Nuclear commission outlines new strategies for managing radioactive waste
The Blue Ribbon Commission on America’s Nuclear Future has released a draft report that recommends significant changes to the U.S. strategy for managing the country’s growing stockpile of spent fuel and high-level nuclear waste.
“America’s nuclear waste management program is at an impasse,” says the July 29 report. “The Obama Administration’s decision to halt work on a repository at Yucca Mountain in Nevada is but the latest indicator of a policy that has been troubled for decades and has now all but completely broken down.”
Per Peterson, UC Berkeley professor and chair of nuclear engineering, is one of 15 members of the commission, which was formed in 2010 by Energy Secretary Steven Chu at the request of President Obama after plans to store nuclear waste at Yucca Mountain were halted.
Some of the key recommendations outlined in the report are:
- Shift the responsibility to oversee the building and operation of nuclear waste disposal facilities from the Department of Energy, which no longer inspires public confidence, to a new congressionally chartered federal corporation.
- Quickly build at least one new permanent disposal site other than Yucca Mountain.

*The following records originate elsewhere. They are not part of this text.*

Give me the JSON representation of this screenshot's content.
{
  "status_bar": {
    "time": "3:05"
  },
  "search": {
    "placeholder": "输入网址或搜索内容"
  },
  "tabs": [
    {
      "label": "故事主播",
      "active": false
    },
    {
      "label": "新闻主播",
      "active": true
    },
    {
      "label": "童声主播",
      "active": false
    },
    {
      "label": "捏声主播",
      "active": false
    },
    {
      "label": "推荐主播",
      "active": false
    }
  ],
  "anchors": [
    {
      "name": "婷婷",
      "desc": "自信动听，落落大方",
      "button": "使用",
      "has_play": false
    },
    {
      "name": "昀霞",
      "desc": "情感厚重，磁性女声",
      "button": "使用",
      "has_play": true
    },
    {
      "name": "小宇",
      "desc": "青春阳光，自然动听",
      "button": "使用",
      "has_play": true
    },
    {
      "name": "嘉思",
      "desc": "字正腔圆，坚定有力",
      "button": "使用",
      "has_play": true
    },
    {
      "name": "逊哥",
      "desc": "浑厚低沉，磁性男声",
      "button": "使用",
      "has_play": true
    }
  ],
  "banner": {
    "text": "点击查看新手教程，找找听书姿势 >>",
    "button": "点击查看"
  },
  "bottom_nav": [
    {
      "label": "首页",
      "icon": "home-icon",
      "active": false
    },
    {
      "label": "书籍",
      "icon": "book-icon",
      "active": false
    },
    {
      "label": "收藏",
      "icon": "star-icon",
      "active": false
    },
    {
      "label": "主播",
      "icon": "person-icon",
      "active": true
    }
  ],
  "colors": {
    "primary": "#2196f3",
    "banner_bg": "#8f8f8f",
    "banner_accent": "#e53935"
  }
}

- Redirect the $25 billion designated for Yucca Mountain to fund the management of nuclear waste now housed at over 60 different sites throughout the country.
- Give local communities, but not states, the power to veto a proposed facility in the selection process.
“The amount of spent fuel in this country is approaching the legal limit for how much could be put into Yucca Mountain, even if it were developed, so we need to start the search for a new repository promptly, as well as facilities for consolidated storage,” said Peterson.
The 15-member panel was co-chaired by Lee Hamilton, former Democratic congressman and co-chair of the 9/11 Commission, and Brent Scowcroft, a former national security adviser to Presidents Gerald Ford and George H.W. Bush. The commission was tasked with reviewing U.S. policy on managing nuclear waste, and recommending a new plan.
Peterson noted that one of the most immediate actions that can be taken is to start placing the nuclear waste fund fees collected by utilities into protected escrow accounts, something the executive branch of the government has the power to do.
“The fees, which amount to more than $750 million per year, now go to the U.S. Treasury and are regularly tapped by Congress to offset deficit spending,” said Peterson. “It’s painful for the government to wean itself from these funds, but the federal government is contractually obligated to use that money to pay for nuclear waste disposal. Using the fees to offset deficit spending is transferring a big liability to future generations.”